El uso de sistemas de radio en comunicaciones en entornos hostiles siempre conlleva un significativo riesgo técnico: emitir energía implica dejar un rastro detectable. Este desafío ha estado presente durante décadas, llevando a la búsqueda de métodos que permitan transmitir información sin ser detectados. Recientemente, investigadores en China han desarrollado una solución innovadora que podría marcar un antes y un después en este campo.
Según reportes recientes, el equipo de investigación ha creado un sistema que se aparta del modelo tradicional, permitiendo el envío de datos sin la necesidad de señales activas. En lugar de utilizar pulsos de radio o microondas, este sistema se basa en la reflexión de señales ya existentes en el ambiente, como las producidas por satélites de radar, entre ellos los Gaofen-3 y Ludi Tance 1. Esta técnica aprovecha los ecos de estos satélites como medio de transporte para la información.
La clave de esta tecnología reside en una superficie inteligente, compuesta por cientos de baldosas de metamateriales programables. Al ser iluminadas por un radar de apertura sintética (SAR), estas baldosas pueden manipular la señal reflejada cambiando su fase. Esta simple alternancia—0° cuando la baldosa está “encendida” y 180° cuando está “apagada”—permite codificar mensajes directamente en la señal del radar, sin interferir con la fidelidad de la imagen, que se mantiene con una pérdida inferior al 10%.
Llevar a cabo este tipo de comunicación implica más que jugar con reflejos. El principal desafío es operar en ciudades o entornos saturados de señales, donde el ruido electromagnético puede resultar abrumador, y en mares agitados, donde el movimiento constante puede distorsionar las señales reflejadas. Para enfrentar estas dificultades, el equipo liderado por Liu Kaiyu ha desarrollado algoritmos que logran mejorar la relación señal-ruido hasta en un 300%, además de incorporar sensores inerciales que permiten corregir, en tiempo real, el movimiento de las plataformas.

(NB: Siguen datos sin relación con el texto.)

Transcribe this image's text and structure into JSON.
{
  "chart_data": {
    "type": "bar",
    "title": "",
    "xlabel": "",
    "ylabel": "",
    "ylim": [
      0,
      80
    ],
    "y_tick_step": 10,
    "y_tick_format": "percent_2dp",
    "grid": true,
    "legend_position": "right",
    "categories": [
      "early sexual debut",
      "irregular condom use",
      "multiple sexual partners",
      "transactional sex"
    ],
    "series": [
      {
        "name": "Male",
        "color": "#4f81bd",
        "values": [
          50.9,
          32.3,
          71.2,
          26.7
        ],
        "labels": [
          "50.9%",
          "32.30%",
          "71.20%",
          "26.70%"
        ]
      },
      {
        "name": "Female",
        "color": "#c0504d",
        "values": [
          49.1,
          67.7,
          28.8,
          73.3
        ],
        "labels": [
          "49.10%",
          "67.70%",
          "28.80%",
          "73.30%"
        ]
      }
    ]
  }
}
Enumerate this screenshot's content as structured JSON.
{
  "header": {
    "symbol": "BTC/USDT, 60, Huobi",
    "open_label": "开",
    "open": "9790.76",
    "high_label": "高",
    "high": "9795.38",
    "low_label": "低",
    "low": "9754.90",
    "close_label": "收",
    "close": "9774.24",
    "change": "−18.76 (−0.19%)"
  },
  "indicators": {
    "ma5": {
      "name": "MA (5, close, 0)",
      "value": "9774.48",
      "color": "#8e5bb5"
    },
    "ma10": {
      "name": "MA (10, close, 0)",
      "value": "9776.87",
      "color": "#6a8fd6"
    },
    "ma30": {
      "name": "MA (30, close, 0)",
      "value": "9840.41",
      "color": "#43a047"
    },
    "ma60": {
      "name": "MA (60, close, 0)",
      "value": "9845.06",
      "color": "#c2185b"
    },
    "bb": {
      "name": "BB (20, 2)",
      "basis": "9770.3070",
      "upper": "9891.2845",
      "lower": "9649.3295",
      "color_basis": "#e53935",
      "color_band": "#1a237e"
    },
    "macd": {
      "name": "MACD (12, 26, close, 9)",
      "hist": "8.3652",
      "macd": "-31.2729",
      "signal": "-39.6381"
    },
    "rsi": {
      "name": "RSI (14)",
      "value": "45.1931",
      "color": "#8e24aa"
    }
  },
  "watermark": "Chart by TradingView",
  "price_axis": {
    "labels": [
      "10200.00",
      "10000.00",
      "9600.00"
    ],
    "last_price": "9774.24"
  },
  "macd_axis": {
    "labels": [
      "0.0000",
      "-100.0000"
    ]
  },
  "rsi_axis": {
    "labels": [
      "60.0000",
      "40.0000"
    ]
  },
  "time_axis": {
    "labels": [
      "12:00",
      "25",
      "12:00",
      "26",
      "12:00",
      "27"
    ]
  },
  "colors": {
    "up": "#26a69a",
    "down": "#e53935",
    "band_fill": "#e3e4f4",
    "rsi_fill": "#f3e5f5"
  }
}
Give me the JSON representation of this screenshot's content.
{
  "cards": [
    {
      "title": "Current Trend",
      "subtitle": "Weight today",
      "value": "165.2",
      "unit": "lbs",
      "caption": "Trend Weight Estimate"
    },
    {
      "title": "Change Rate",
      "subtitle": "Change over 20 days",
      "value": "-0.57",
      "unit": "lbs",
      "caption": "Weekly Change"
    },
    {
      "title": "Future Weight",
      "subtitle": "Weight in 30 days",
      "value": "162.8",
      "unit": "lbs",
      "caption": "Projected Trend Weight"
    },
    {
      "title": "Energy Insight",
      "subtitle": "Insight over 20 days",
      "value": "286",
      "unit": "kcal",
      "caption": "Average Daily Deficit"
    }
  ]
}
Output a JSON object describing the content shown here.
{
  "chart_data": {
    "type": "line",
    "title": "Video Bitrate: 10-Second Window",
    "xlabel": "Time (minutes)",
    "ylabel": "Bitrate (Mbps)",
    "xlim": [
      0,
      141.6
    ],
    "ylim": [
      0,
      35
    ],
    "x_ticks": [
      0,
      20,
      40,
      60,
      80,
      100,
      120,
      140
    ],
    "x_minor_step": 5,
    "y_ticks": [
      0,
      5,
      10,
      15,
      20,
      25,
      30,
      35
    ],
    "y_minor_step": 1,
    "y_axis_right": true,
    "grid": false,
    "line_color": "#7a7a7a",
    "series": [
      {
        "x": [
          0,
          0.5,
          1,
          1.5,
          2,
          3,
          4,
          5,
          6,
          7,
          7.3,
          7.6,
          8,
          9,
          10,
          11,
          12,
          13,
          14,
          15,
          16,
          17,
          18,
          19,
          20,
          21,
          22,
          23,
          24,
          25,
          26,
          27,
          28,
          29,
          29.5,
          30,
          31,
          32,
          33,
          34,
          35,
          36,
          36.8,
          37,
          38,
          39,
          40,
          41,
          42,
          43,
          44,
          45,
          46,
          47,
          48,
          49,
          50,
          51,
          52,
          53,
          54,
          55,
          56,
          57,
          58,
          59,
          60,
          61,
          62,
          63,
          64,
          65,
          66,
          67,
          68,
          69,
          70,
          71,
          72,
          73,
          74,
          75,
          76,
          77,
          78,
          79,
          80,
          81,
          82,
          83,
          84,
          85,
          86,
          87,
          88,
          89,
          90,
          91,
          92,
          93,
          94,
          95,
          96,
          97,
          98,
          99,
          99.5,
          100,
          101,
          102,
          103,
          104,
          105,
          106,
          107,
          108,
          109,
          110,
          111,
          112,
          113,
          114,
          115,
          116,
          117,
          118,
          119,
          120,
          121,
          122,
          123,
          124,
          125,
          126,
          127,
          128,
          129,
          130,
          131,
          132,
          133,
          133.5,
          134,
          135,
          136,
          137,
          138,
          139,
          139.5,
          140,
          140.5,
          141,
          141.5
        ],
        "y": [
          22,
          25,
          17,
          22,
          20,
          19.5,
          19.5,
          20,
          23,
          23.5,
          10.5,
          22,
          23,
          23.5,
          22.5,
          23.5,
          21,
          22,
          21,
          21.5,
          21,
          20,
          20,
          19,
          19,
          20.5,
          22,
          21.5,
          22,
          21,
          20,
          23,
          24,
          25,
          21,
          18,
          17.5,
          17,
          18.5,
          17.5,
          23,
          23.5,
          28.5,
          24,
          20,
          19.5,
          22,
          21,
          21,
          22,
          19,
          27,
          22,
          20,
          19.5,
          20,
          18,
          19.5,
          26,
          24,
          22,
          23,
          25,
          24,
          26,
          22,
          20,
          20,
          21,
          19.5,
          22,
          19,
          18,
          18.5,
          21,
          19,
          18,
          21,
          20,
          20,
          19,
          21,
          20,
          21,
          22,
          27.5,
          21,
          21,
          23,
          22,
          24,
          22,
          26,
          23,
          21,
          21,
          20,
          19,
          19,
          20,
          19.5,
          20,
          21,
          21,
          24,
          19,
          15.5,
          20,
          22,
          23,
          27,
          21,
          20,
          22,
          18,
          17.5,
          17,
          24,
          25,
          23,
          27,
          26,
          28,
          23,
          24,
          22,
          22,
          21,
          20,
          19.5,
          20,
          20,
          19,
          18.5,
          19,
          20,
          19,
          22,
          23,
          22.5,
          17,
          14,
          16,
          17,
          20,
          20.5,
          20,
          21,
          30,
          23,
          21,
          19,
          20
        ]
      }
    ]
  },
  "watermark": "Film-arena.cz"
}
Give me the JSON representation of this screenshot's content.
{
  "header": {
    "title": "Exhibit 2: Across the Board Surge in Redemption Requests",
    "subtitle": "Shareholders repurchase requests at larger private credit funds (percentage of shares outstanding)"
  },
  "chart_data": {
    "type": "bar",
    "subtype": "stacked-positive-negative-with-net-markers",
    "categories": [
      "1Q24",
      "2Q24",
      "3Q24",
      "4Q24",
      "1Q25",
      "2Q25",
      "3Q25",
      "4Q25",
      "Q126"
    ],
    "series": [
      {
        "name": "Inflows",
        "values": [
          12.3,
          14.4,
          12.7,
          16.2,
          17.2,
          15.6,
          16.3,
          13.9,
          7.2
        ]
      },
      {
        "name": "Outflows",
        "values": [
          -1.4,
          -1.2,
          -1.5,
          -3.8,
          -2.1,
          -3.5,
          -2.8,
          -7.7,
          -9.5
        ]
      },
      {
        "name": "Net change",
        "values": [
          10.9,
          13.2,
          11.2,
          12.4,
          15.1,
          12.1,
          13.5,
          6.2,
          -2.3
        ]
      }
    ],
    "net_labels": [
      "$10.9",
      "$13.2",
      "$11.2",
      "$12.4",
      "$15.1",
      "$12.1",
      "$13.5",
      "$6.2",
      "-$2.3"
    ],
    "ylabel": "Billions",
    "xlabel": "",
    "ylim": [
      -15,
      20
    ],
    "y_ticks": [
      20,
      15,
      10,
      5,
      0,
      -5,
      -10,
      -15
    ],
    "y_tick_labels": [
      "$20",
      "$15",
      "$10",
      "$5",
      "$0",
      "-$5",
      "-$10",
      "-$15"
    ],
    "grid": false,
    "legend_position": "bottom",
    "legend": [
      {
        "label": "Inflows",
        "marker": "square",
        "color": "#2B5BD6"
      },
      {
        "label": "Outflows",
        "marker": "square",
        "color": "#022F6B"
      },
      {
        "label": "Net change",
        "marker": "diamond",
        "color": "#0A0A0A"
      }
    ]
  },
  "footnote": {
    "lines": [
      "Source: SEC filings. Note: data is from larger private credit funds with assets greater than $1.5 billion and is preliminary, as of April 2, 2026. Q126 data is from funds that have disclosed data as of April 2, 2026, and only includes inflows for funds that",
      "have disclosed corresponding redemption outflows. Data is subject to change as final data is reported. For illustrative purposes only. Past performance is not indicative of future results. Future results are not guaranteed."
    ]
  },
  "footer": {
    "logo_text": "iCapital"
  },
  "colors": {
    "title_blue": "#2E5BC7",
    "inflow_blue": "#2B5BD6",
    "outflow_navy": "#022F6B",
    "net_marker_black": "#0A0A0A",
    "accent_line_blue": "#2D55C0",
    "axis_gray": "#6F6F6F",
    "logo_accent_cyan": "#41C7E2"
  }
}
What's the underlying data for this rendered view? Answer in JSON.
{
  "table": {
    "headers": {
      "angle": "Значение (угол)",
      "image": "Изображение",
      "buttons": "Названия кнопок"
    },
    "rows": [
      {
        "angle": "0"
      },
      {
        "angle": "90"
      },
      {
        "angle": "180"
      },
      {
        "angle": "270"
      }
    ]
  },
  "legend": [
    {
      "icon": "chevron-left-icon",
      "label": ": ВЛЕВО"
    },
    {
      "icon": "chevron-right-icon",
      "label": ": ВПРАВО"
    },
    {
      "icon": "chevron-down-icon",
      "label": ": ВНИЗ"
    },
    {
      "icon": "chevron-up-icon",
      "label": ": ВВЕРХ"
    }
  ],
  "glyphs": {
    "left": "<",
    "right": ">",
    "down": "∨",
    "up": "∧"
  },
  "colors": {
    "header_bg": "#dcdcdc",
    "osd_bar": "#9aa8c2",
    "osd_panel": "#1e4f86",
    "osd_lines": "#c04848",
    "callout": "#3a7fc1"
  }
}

Hasta ahora, las pruebas se han limitado a entornos controlados como laboratorios y simulaciones, así como a análisis de datos obtenidos de satélites. Aunque no hay evidencia de que esta tecnología esté en uso en campo de batalla, el equipo de Liu tiene planes ambiciosos para testear el sistema en plataformas reales y verificar su resistencia ante un posible bloqueo de señales.
El objetivo final de esta investigación es unir esta tecnología con radares de múltiples modalidades y crear una red integrada que abarque el espacio, el aire y el suelo. Se busca construir un sistema de comunicaciones seguro y eficiente que funcione incluso en escenarios de intensa guerra electrónica.
Esta información, basada en los avances y descubrimientos realizados hasta la fecha, pertenece a la fecha de publicación original de estos estudios y escritos (2025-07-10 15:00:00), y podría estar sujeta a actualización a medida que surjan nuevas investigaciones y desarrollos en este sentido.